As I was watching television last Sunday evening, amongst all the Christmas ads, up popped my new favourite: Visa’s ‘support your local high street’ campaign. My new favourite ad because, much to my joy, it literally features two of my local stores in Primrose Hill. One of them is my local green grocer who, like me, is a Manchester United fan. Each week, as I’m selecting the best fruit and veg from his wicker baskets, we moan about Jose and long for Zenidine!
Appropriately enough, I do try to buy many of my Christmas gifts from the local high street whenever I can, and I am fortunate that Primrose Hill is such a fantastic place to do it. I love it for two key reasons: first, as I’ve said so many times, the immersive, experiential aspect of shopping is so important, which, in this case, comes from an attachment to the area and personal relationships with shopkeepers that have been built up over decades.

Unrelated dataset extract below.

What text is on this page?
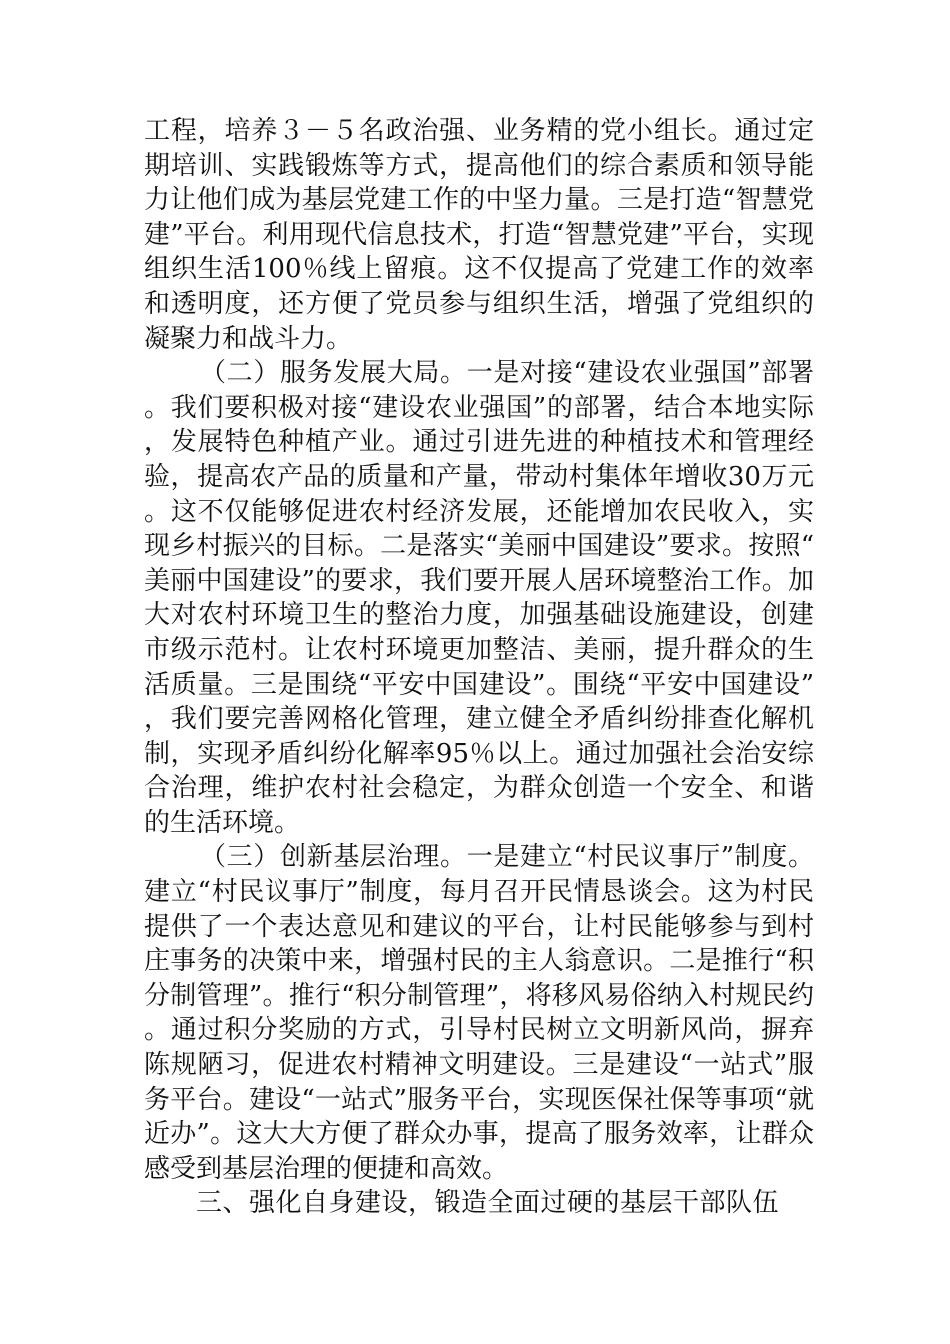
工程，培养３－５名政治强、业务精的党小组长。通过定期培训、实践锻炼等方式，提高他们的综合素质和领导能力让他们成为基层党建工作的中坚力量。三是打造“智慧党建”平台。利用现代信息技术，打造“智慧党建”平台，实现组织生活100％线上留痕。这不仅提高了党建工作的效率和透明度，还方便了党员参与组织生活，增强了党组织的凝聚力和战斗力。

（二）服务发展大局。一是对接“建设农业强国”部署。我们要积极对接“建设农业强国”的部署，结合本地实际，发展特色种植产业。通过引进先进的种植技术和管理经验，提高农产品的质量和产量，带动村集体年增收30万元。这不仅能够促进农村经济发展，还能增加农民收入，实现乡村振兴的目标。二是落实“美丽中国建设”要求。按照“美丽中国建设”的要求，我们要开展人居环境整治工作。加大对农村环境卫生的整治力度，加强基础设施建设，创建市级示范村。让农村环境更加整洁、美丽，提升群众的生活质量。三是围绕“平安中国建设”。围绕“平安中国建设”，我们要完善网格化管理，建立健全矛盾纠纷排查化解机制，实现矛盾纠纷化解率95％以上。通过加强社会治安综合治理，维护农村社会稳定，为群众创造一个安全、和谐的生活环境。

（三）创新基层治理。一是建立“村民议事厅”制度。建立“村民议事厅”制度，每月召开民情恳谈会。这为村民提供了一个表达意见和建议的平台，让村民能够参与到村庄事务的决策中来，增强村民的主人翁意识。二是推行“积分制管理”。推行“积分制管理”，将移风易俗纳入村规民约。通过积分奖励的方式，引导村民树立文明新风尚，摒弃陈规陋习，促进农村精神文明建设。三是建设“一站式”服务平台。建设“一站式”服务平台，实现医保社保等事项“就近办”。这大大方便了群众办事，提高了服务效率，让群众感受到基层治理的便捷和高效。

三、强化自身建设，锻造全面过硬的基层干部队伍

Secondly, what could be better than buying gifts one cannot get anywhere else?
Of course, creating a unique and memorably retail experience – and even a sense of belonging – doesn’t have to be limited to shopping locally. Who can forget the shopping experience at Colette in Paris? Year in, year out, it continued to delight, even amuse, customers, browsers and passers-by.
Nearly a year on since Colette closed its doors in Rue St Honore, I have been thinking about what other kinds of stores lay quietly offering a similar kind of experience behind crowds of tourists. The answer, I am increasingly realising, is museum and gallery shops.
The great public institutions that have traditionally been able to rely on government and arts council funding are increasingly needing to find ways to become more self-sufficient. The best museums around the world have cottoned on that their shops can not only act as windows to the broader museum, but also they can be really interesting and generate meaningful income.
Combining innovative products and merchandise linked to specific exhibitions, museum shops offer customers something special and unique that can’t be replicated elsewhere, often in a thought-provoking or inspiring setting.
Doubling down on the exclusivity, more and more artists are being asked to make limited edition works for a show, whichare usually snapped up – often at the opening and there has become a roaring trade in the secondary market. Recently Grayson Perry had a show at the Serpentine Gallery. His limited edition of 100 works sold out on the night and they are now changing hands on various websites for £6,500.
This year, the Royal Academy of Arts is celebrating its 250-year anniversary with a transformational redesign of its buildings, including the launch of a brand new retail space. Originally, the RA was created to be a meeting place for artists, and for them to train professionally. Presented through two galleries, there’s a wide range of inspirational books and works of art to explore – perfect for rare finds and one-off Christmas gifts.
Currently, the Oceania exhibition is on which is mirrored in the shop with a diverse collection celebrating the arts of Melanesia, Micronesia and Polynesia, encompassing the vast Pacific region from New Guinea to Easter Island, Hawaii to Aotearoa (New Zealand). From original artworks, to notebooks and postcards to unique contemporary jewellery or the finest traditional weaving, the choice and range are as diverse as the region itself.
The RA’s best-selling items included a framed poster by David Hockney RA, a scarf designed by Barbara Rae RA, and Mr Darcy cufflinks.
Its more recent ranges tap into its visitor’s desire to purchase their own piece of art. Homeware inspired by the work of Mary Fedden RA; limited edition cushions with designs by Academicians, produced in collaboration with Liberty; and streetwear inspired by the paintings of Rose Wylie RA are all featured in the RA’s shops.
Two miles down the road, part of the Victoria and Albert Museum’s mission is to display the best examples of art and design. The redesign of its museum shop, which was unveiled in May, hopes to do just that while demonstrating exemplary design and decoration.
With the revamp of its retail space the V&A – the world’s largest museum of decorative arts and design – aims to draw the attention of the 4.4 million visitors who pass through its doors each year. Home to the works of the world’s most influential designers, diversifying and increasing commercial funding is one of the V&A’s strategic objectives.
Likewise, museums around the world have demonstrated their creative flair through retail.New York’s Museum of Modern Art critiques new products against a set of design filters and then then has them evaluated by its curatorial department. Marseille’s Museum of European and Mediterranean Civilisations has committed to changing its retail ranges based on the season. Going beyond generic souvenirs, the Palais de Tokyo in Paris doubles as a library dedicated to the visual arts.
Even for smaller museums, their shops not only provide an opportunity to increase revenue but also the chance to create unique products and experiences for visitors keen to find out more about collections and take away something not available on the high street.
The shop at the National Centre for Craft and Design in Sleaford, Lincolnshire has transformed into a hub for local makers and craft enthusiasts as well as being a place to buy quality gifts, many of which have been produced by the makers who are exhibited in its galleries.
The general idea is to view an exhibition and exit through the gift shop. For me, I always start at the gift shop. I can never wait!